Question: How do you cut federal Medicaid spending by $21 billion and not slash disproportionate-share funding in the process?
Answer: It can't be done.
That's what many people in statehouses and on Capitol Hill are thinking as the House Commerce Committee meets this week. The panel is scheduled to start finding ways to meet the overall spending targets in the five-year budget plan approved by the House and Senate last month. One of the goals is a $21 billion reduction in federal Medicaid spending over the five years.
Observers are saying it is a foregone conclusion that Medicaid disproportionate-share payments, which reimburse hospitals for treating large numbers of poor people, will be reduced.
Hospital groups, aligning themselves with the National Governors' Association, contend that a disproportionate-share reduction of any more than $8 billion from fiscal 1998 through 2002 will devastate the program and cause disruptions at small rural and large public hospitals.
But lawmakers have a problem. Because White House and GOP negotiators rejected a Clinton administration plan to cap individual Medicaid spending, few savings avenues remain besides disproportionate-share payments, which constitute 9.3% of total federal Medicaid spending. The Congressional Budget Office estimates $9.8 billion will be spent on Medicaid disproportionate-share funding this year, rising to nearly $14 billion in 2002 (See chart).

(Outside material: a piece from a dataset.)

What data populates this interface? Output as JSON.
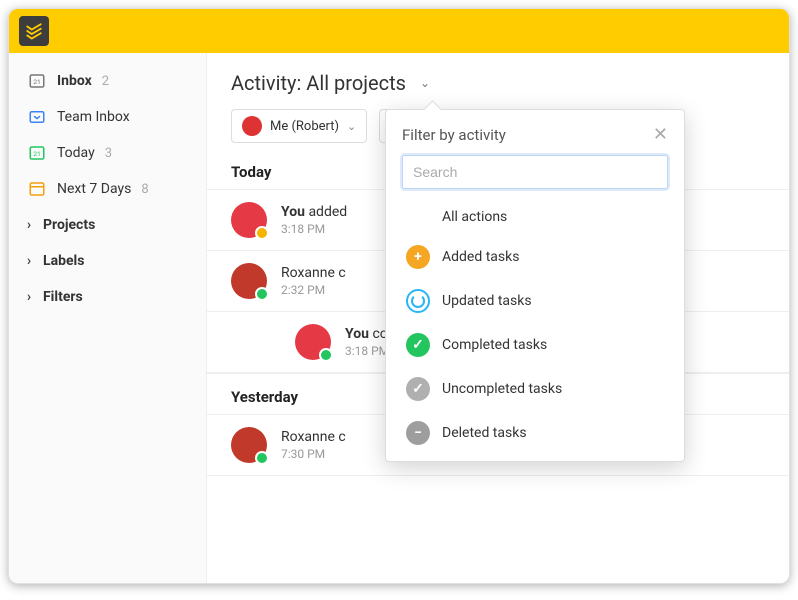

The NGA has its own proposal that it says would reduce Medicaid spending by giving states more flexibility over the Medicaid program.
But even if the GOP accepts the governors' proposal, which is unlikely, there would still be a gap of about $10 billion, and that has hospital groups nervous.
Should that happen, it would surely set off a fight in Congress to determine which states take the biggest hit. California lawmakers are already arguing that their state should not get penalized, and members of the New York congressional delegation are making a similar argument.